Ah, that's a really good point. Having 0x00 be a NOP or maybe worse, instruction that actually is valid and does something, would be a hell of a lot worse for debugging, because after the fact it'd be extremely hard to figure out how you got there.

pcwalton · on Jan 26, 2023

It's also bad for security. IIRC code execution is easier on MIPS because 0x0 is a NOP.

anyfoo · on Jan 26, 2023

It's worth nothing though, that that likely wasn't much of a consideration at all at the time. Networks for one were barely a thing, at least on systems so tiny that they'd use an 8086. And even when they were, they tended to be extremely trusting until way into the 90s.

jchw · on Jan 26, 2023

Definitely. Lot easier to heap spray when most of the memory is a free nopslide.

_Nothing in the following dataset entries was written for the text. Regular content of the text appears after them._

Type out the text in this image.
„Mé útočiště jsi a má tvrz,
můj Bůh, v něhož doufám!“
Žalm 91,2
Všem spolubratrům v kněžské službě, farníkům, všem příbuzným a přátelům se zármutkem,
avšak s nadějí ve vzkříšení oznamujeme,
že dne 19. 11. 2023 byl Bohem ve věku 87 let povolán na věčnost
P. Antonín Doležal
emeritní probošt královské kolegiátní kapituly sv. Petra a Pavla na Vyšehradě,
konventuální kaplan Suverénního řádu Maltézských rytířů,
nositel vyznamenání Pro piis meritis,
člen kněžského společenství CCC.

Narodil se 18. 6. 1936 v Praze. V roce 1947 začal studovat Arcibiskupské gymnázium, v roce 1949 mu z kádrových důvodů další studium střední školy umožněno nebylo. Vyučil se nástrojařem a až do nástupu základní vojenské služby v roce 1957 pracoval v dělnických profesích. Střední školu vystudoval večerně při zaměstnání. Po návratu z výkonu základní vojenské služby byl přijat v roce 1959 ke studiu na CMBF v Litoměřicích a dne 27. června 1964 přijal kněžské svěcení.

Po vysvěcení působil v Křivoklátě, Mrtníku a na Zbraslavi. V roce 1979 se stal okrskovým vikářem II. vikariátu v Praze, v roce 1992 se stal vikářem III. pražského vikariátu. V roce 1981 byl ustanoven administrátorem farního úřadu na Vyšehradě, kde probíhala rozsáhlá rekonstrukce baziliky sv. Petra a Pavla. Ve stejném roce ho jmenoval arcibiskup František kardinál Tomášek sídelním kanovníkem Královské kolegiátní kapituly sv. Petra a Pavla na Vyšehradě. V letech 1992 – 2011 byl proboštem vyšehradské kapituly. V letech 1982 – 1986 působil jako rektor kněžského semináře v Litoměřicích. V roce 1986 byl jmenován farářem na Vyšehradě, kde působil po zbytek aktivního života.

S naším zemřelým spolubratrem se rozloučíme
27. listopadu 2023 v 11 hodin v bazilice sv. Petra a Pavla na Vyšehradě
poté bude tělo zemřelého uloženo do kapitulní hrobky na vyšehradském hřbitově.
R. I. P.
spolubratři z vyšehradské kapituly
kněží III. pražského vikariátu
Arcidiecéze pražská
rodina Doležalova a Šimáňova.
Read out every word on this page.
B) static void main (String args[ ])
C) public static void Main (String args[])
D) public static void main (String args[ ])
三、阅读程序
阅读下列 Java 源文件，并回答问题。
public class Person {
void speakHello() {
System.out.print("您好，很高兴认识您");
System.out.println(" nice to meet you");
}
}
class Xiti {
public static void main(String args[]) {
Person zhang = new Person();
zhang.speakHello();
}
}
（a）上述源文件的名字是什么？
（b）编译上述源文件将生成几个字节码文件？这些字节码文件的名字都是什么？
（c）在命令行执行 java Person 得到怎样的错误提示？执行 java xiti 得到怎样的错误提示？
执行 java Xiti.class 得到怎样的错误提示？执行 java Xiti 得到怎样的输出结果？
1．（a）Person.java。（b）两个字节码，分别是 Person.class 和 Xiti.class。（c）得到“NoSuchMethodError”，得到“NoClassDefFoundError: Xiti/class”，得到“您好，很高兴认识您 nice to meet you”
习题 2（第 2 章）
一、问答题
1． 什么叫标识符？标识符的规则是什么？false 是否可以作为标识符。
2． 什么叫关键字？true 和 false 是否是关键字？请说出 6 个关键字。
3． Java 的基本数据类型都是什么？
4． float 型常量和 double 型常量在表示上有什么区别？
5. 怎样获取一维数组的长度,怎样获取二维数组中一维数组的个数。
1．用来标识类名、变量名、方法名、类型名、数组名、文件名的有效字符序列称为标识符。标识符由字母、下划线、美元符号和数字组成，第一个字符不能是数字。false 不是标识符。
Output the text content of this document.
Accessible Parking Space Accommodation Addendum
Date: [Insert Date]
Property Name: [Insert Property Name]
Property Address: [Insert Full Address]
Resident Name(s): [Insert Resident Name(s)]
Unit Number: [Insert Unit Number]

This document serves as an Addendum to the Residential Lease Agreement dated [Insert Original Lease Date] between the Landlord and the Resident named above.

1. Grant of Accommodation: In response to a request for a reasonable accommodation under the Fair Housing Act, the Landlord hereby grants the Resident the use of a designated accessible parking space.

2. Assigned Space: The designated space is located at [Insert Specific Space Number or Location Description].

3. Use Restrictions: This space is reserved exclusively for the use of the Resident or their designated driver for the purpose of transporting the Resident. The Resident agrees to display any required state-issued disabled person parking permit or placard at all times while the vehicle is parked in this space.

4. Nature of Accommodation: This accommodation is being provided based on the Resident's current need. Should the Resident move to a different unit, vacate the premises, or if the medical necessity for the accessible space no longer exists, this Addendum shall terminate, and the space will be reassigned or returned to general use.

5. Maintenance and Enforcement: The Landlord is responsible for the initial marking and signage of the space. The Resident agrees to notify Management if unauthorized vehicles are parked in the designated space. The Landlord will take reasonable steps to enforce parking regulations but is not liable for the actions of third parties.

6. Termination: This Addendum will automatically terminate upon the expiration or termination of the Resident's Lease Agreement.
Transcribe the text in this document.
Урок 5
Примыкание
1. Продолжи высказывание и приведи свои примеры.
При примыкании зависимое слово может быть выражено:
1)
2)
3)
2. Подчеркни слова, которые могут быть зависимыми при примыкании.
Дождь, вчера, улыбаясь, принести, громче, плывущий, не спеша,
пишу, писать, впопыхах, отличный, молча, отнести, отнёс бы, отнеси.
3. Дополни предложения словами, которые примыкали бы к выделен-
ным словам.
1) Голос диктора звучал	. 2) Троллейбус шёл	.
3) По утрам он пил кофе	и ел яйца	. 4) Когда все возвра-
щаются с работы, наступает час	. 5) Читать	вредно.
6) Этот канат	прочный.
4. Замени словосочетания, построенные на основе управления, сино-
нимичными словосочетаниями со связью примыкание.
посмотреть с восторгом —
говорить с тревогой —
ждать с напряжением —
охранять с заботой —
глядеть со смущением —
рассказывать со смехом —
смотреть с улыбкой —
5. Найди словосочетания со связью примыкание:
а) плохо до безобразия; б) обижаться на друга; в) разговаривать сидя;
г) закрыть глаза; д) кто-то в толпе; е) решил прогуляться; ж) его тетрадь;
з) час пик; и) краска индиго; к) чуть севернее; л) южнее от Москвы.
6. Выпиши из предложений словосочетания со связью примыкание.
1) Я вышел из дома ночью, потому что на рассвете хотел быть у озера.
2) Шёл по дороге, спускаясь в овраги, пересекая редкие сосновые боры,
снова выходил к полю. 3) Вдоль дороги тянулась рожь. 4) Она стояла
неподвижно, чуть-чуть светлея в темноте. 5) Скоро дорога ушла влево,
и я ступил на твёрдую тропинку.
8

rep_lodsb · on Jan 27, 2023

>Maybe 0x01 was the "intentional" halt instruction.

00 would be "increment A", 01 "decrement A". I would guess these weren't supported because of how that register is connected to the ALU?

FF = "load memory from memory", same as the HLT on the 8080.

ajross · on Jan 26, 2023

On modern CPUs that actually can't run at full speed for thermal reasons, they're critically important (though a complicated dance with MWAIT and a ton of drivers has supplanted HLT on x86 devices).

On microprocessors of the time, they're indeed a little useless. None of the logic was going to disable the internal clock, this was decades before the introduction of gateable power wells, etc...

But on the bigger hardware where DMA was common, a halted CPU could be relied on not to be issuing needless requests to the memory bus and other clients like I/O devices (SMP was in its infancy in the 70's too) would have lower contention and higher throughput. I'm sure that was part of the thinking. The IBM PC itself tended not to contend on its bus much (CGA and MDA had their own framebuffers and floppy DMA was mostly a joke), but maybe there were other 8086 implementations that cared.

anyfoo · on Jan 26, 2023

You get a fun reminder of that if you run MWC's Coherence in a vm today. Coherence's idle loop/task does not issue HLT, so you can happily see the CPU core the vm is running on burning away for no good reason.

flohofwoe · on Jan 26, 2023

Sometimes such 'redundant' instructions happen because of incomplete instruction decoding. For instance the ED-prefixed instruction block on the Z80 has:

- 8x NEG

- 8x RETI/RETN (named differently but same behaviour)

- 4x IM0, 2x IM1 and 2x IM2

- and a whopping 178 opcodes in the ED block decode to a NOP (no operation)

ok123456 · on Jan 26, 2023

Probably an artifact of the Datapoint's instruction decoder unit.